Tuesday, October 22, 2013

Status update: Part 8

This post is fairly weak in content as I noticed that there are some bugs introduced in the newest bits, but there are also some improvements:
- the generated code does not use for generated types namespaces. Some name mangling were fixed because of this
- the duplicate runtime methods do not appear anymore
- documentation is vastly improved: as I use CodeRefractor as a bachelor paper, I described all the optimizations and various components of CR in an extensive manner. There are 40 written pages with content that may be interesting. If you are interested (at least as a lecture) about various internal parts or how the code is made, I recommend reading the Documentation folder.
- generic class specialization works (partially at least) and name mangling is better of managing generics
- there are also advances (small ones) into supported delegates, but is still not ended. The best part is that the delegates code is isolated and when I will have time I will be able to finish them

Still the main area of focus remains for now: bug fixing and/or code cleanup.

I want with this post to thank Jetbrains by offering a (free) license of ReSharper to advance CodeRefractor. I think that R# is a great tool in itself and I hope you will test it if you are not using it you will see how it improves the code quality of your code base.

Monday, October 7, 2013

NBody: can C# be *very* fast?

As you read in the previous blog post, performance of Java and .Net can be fast (or even faster) than C++ compiled code. Anyway, this was a reason for me to look the performance discrepancy and to implement three "remaining" optimizations that made the gap of performance really big:
- escape analysis: allocations for objects that are not escaping are made on stack
- common subexpression elimination
- loop invariant code motion (LICM)

So what it means in performance terms? I will not put exact numbers, but with the best C++ time, you will get a bit less than 1300 ms (on Linux), and around 1400 ms on Windows (on both VC++ and MinGW).

Why these optimizations were so important:
- escape analysis removes for cases of parameters of functions necessity of increment/decrement reference counting
- having a lot of small items (in expressions) that do repeat, they will be precomputed once.
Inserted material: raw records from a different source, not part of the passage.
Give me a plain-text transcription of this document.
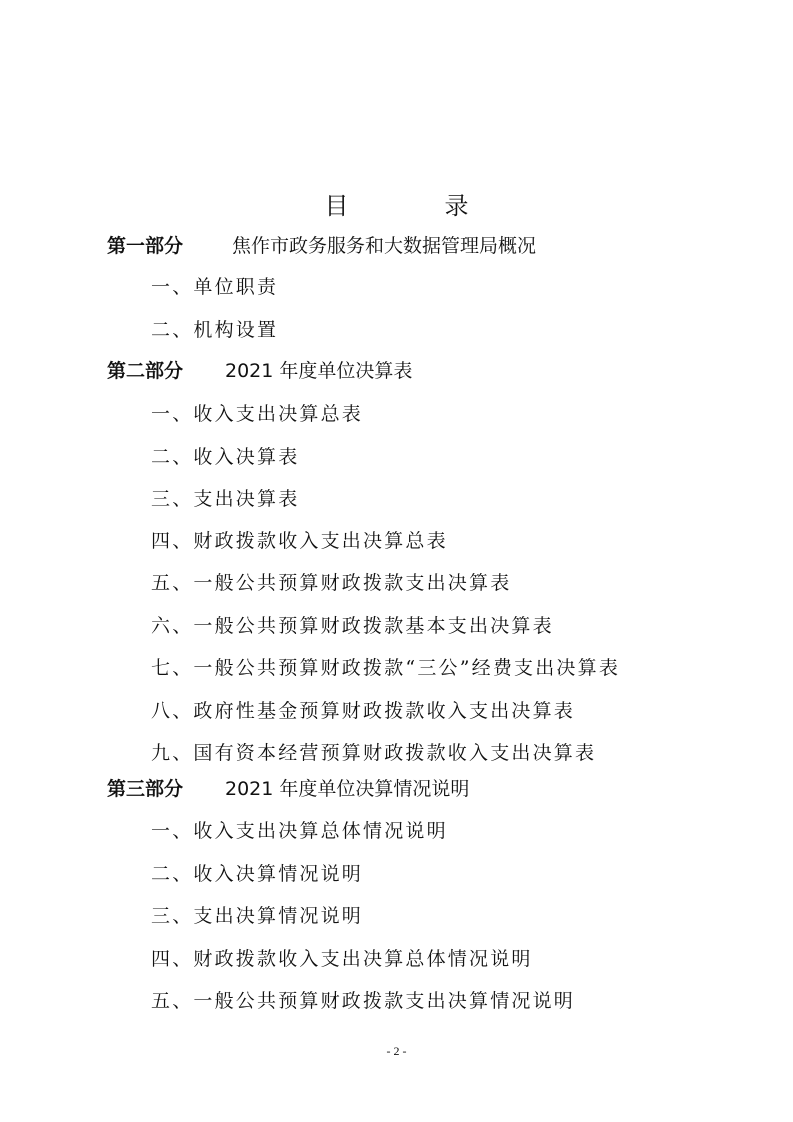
目　录
第一部分	焦作市政务服务和大数据管理局概况
一、单位职责
二、机构设置
第二部分 2021 年度单位决算表
一、收入支出决算总表
二、收入决算表
三、支出决算表
四、财政拨款收入支出决算总表
五、一般公共预算财政拨款支出决算表
六、一般公共预算财政拨款基本支出决算表
七、一般公共预算财政拨款“三公”经费支出决算表
八、政府性基金预算财政拨款收入支出决算表
九、国有资本经营预算财政拨款收入支出决算表
第三部分 2021 年度单位决算情况说明
一、收入支出决算总体情况说明
二、收入决算情况说明
三、支出决算情况说明
四、财政拨款收入支出决算总体情况说明
五、一般公共预算财政拨款支出决算情况说明
- 2 -
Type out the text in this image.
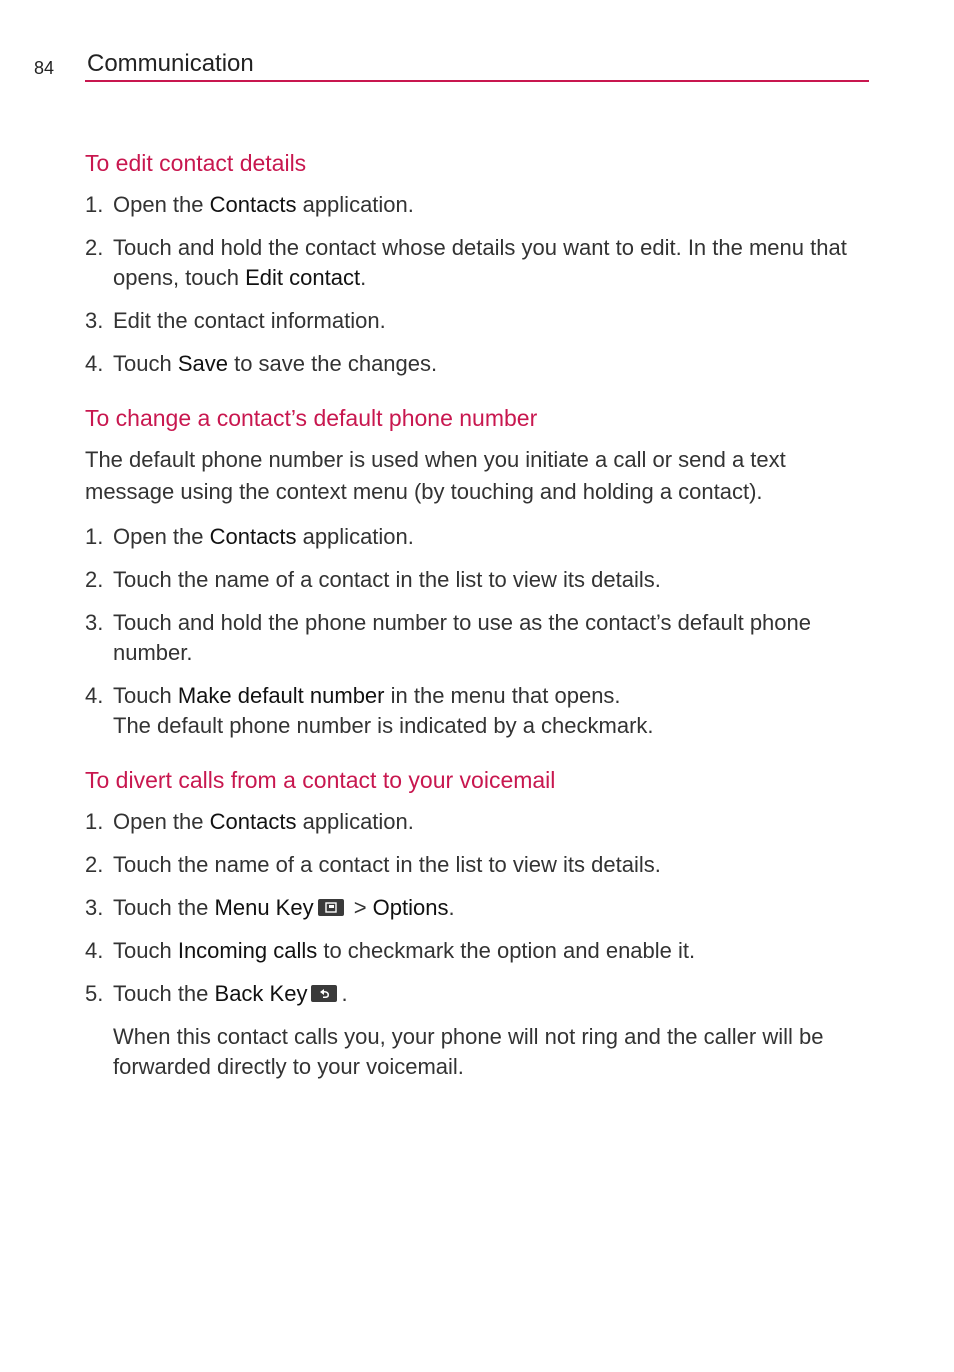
84 Communication
To edit contact details
1. Open the Contacts application.
2. Touch and hold the contact whose details you want to edit. In the menu that opens, touch Edit contact.
3. Edit the contact information.
4. Touch Save to save the changes.
To change a contact’s default phone number

The default phone number is used when you initiate a call or send a text message using the context menu (by touching and holding a contact).

1. Open the Contacts application.
2. Touch the name of a contact in the list to view its details.
3. Touch and hold the phone number to use as the contact’s default phone number.
4. Touch Make default number in the menu that opens.
The default phone number is indicated by a checkmark.
To divert calls from a contact to your voicemail
1. Open the Contacts application.
2. Touch the name of a contact in the list to view its details.
3. Touch the Menu Key
> Options.
4. Touch Incoming calls to checkmark the option and enable it.
5. Touch the Back Key .

When this contact calls you, your phone will not ring and the caller will be forwarded directly to your voicemail.
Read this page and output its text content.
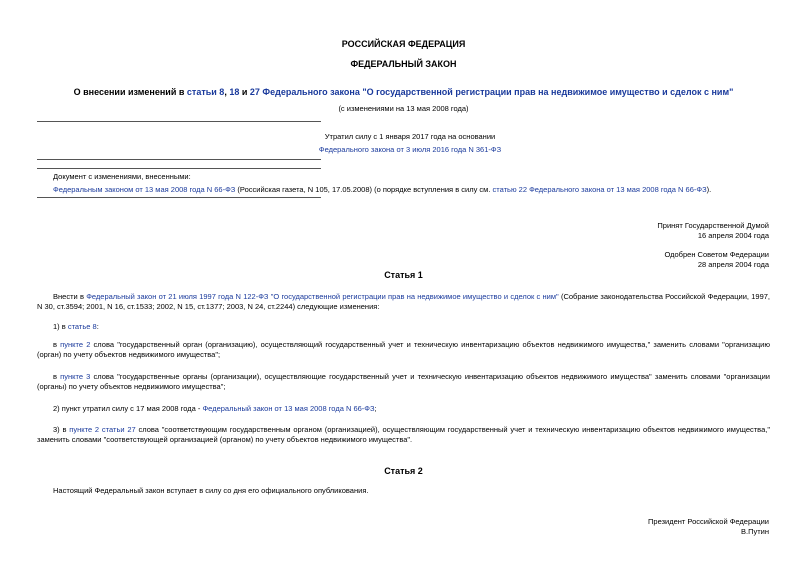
РОССИЙСКАЯ ФЕДЕРАЦИЯ
ФЕДЕРАЛЬНЫЙ ЗАКОН
О внесении изменений в статьи 8, 18 и 27 Федерального закона "О государственной регистрации прав на недвижимое имущество и сделок с ним"
(с изменениями на 13 мая 2008 года)
Утратил силу с 1 января 2017 года на основании
Федерального закона от 3 июля 2016 года N 361-ФЗ
Документ с изменениями, внесенными:
Федеральным законом от 13 мая 2008 года N 66-ФЗ (Российская газета, N 105, 17.05.2008) (о порядке вступления в силу см. статью 22 Федерального закона от 13 мая 2008 года N 66-ФЗ).
Принят Государственной Думой
16 апреля 2004 года
Одобрен Советом Федерации
28 апреля 2004 года
Статья 1
Внести в Федеральный закон от 21 июля 1997 года N 122-ФЗ "О государственной регистрации прав на недвижимое имущество и сделок с ним" (Собрание законодательства Российской Федерации, 1997, N 30, ст.3594; 2001, N 16, ст.1533; 2002, N 15, ст.1377; 2003, N 24, ст.2244) следующие изменения:
1) в статье 8:
в пункте 2 слова "государственный орган (организацию), осуществляющий государственный учет и техническую инвентаризацию объектов недвижимого имущества," заменить словами "организацию (орган) по учету объектов недвижимого имущества";
в пункте 3 слова "государственные органы (организации), осуществляющие государственный учет и техническую инвентаризацию объектов недвижимого имущества" заменить словами "организации (органы) по учету объектов недвижимого имущества";
2) пункт утратил силу с 17 мая 2008 года - Федеральный закон от 13 мая 2008 года N 66-ФЗ;
3) в пункте 2 статьи 27 слова "соответствующим государственным органом (организацией), осуществляющим государственный учет и техническую инвентаризацию объектов недвижимого имущества," заменить словами "соответствующей организацией (органом) по учету объектов недвижимого имущества".
Статья 2
Настоящий Федеральный закон вступает в силу со дня его официального опубликования.
Президент Российской Федерации
В.Путин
This part also work over function calls (if the functions are evaluated as pure).
So if you have a rotation matrix, and you compute against cosine (alpha) and sine(alpha), you don't have to cache the sine and cosine, the compiler will do it for you automatically.
- LICM (Wikipedia article) will work as common subexpressions, but in case your code has expressions that do not change over the loops, they will be executed at the start of the loop once, and not at every iteration. This optimization works also with pure functions, so if you make a function call, this function call will be moved outside of the loop also.

This also means that I will not work (excluding there are bugs) for optimizations for some time, but you may try to generate code and the result "should scream".